EAST Renfrewshire Council has committed to almost doubling the amount of free childcare available to families from August.

As part of the Scottish Government’s commitment to increasing the current 600 hours of nursery provision to 1,140 hours per year, East Renfrewshire was on track to deliver by the August 2020 deadline.

However, the coronavirus pandemic and its restrictions meant this delivery date was scrapped.

Despite this, the council has now confirmed it will still be in a position to proceed with delivering the additional hours for families, but with less flexibility and choice than had been planned.

Social distancing will mean the number of children at each setting will be reduced – leaving parents facing restrictions on when their kids can attend.

Councillor Paul O’Kane, East Renfrewshire’s education convener, told the Barrhead News: “I’m delighted that we will still be able to provide families with the increased hours they had planned for.

“Our ambitious expansion plan has had to be altered and, whilst there will be less flexibility and choice, I believe that the financial benefit to families will be welcomed during these difficult times.

“All our settings will need to change the way they operate to adhere to social distancing guidelines but we will adapt and provide the very best experiences possible for our youngest learners.
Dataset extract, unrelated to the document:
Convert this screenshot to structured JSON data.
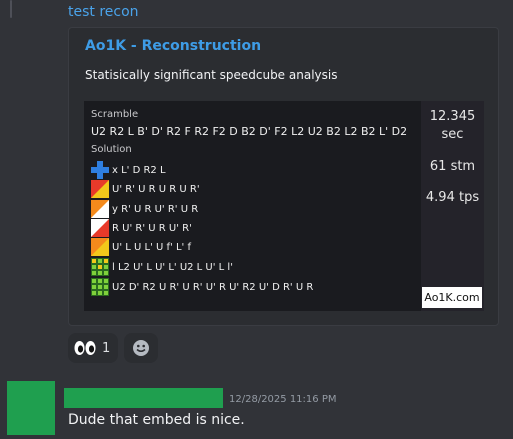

“We will continue to work closely with families to support their needs as best as we can. Learning will not return to normal for a long time because of Covid-19 but being able to offer families this increased support will be extremely beneficial.”

A crucial element of the council’s expansion plan was the creation of six new nurseries across East Renfrewshire but the coronavirus pandemic has meant work on those construction projects has been halted.
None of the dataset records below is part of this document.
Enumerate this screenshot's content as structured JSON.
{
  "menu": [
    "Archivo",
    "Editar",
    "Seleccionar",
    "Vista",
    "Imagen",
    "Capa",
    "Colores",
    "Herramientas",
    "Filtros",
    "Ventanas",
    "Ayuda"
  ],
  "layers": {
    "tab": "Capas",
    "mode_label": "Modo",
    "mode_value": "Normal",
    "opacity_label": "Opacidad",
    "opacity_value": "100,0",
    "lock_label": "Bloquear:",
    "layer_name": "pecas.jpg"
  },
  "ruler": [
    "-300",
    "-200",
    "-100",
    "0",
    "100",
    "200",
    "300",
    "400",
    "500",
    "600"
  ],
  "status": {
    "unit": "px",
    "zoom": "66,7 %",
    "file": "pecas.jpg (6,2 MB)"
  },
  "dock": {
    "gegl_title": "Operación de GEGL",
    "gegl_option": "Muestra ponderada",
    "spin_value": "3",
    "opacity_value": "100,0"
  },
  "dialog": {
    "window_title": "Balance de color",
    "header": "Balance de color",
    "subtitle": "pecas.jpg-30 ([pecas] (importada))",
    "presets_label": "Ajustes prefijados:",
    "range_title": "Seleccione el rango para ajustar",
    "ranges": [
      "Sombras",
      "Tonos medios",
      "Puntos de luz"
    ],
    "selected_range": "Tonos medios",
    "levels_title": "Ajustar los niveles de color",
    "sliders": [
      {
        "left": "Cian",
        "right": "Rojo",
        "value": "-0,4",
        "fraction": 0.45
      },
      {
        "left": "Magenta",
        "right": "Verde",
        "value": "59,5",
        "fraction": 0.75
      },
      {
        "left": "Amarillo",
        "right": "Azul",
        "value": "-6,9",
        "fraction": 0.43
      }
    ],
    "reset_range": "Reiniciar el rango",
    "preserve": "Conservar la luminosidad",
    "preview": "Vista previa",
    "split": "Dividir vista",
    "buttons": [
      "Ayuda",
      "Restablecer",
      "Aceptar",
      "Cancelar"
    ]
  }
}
The council said the new buildings will be essential to meet the ongoing demand throughout the academic year but, given that they will not be complete by August, it is now aiming to register outdoor space at its existing nurseries with the Care Inspectorate to ensure enough places are available for the revised plans.

This could mean children spend part of the week within a traditional nursery setting, with the other hours delivered through outdoor play. 
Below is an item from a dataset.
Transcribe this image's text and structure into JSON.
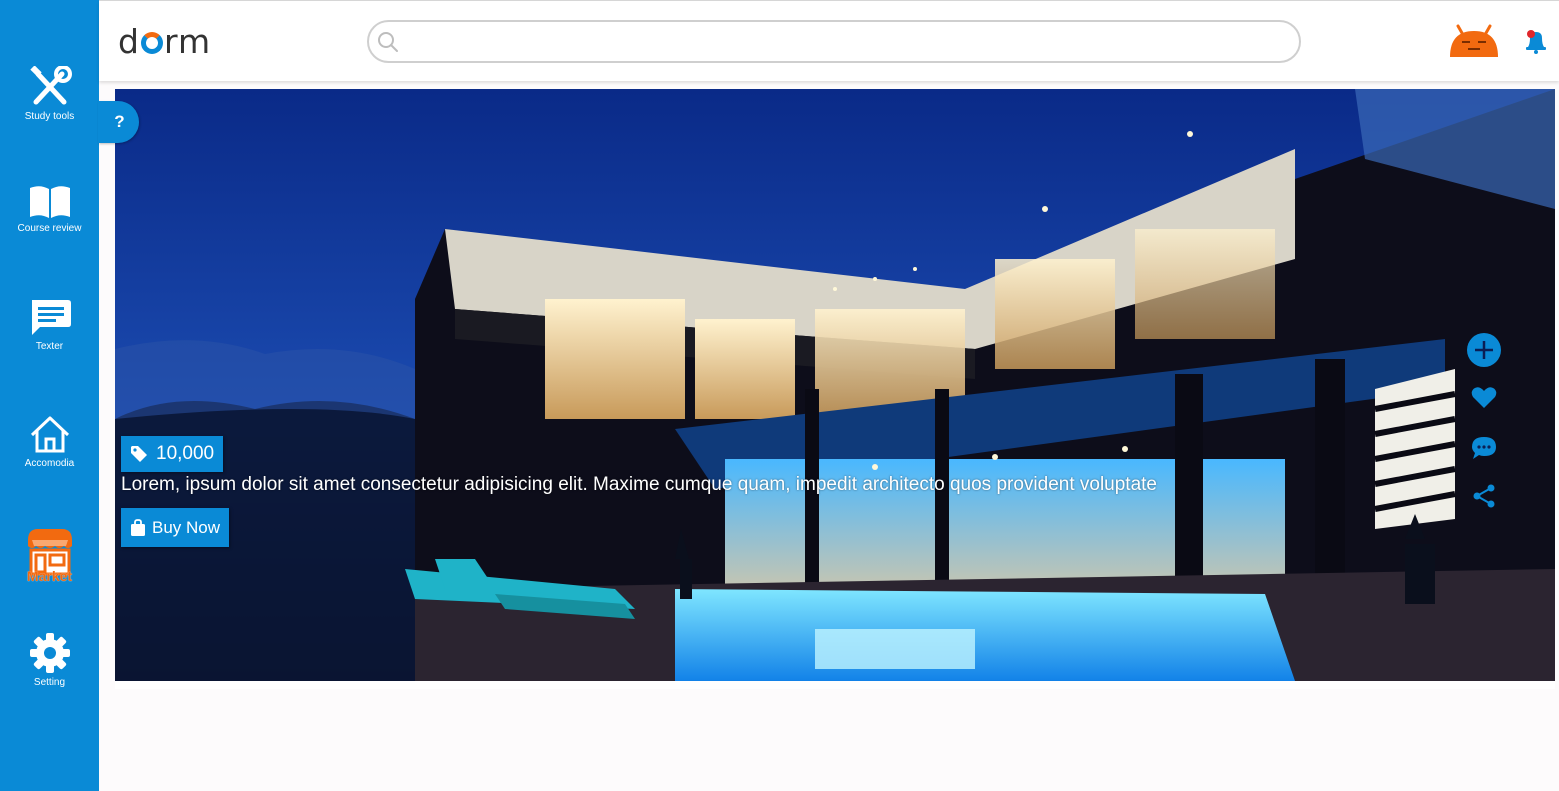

The council has said that, when construction work does resume at each of the sites and the projects are completed, “careful planning will enable children to transition to their original choice of early learning and childcare setting.”

It added that it is “well prepared” in terms of recruiting the significantly-larger workforce that will be needed to deliver the increased hours of nursery provision.

A spokesperson said: “By retraining existing staff, the council had ensured it was well placed and the final group will complete their qualifications soon, ensuring the required staff will be in place to deliver 1,140 hours.”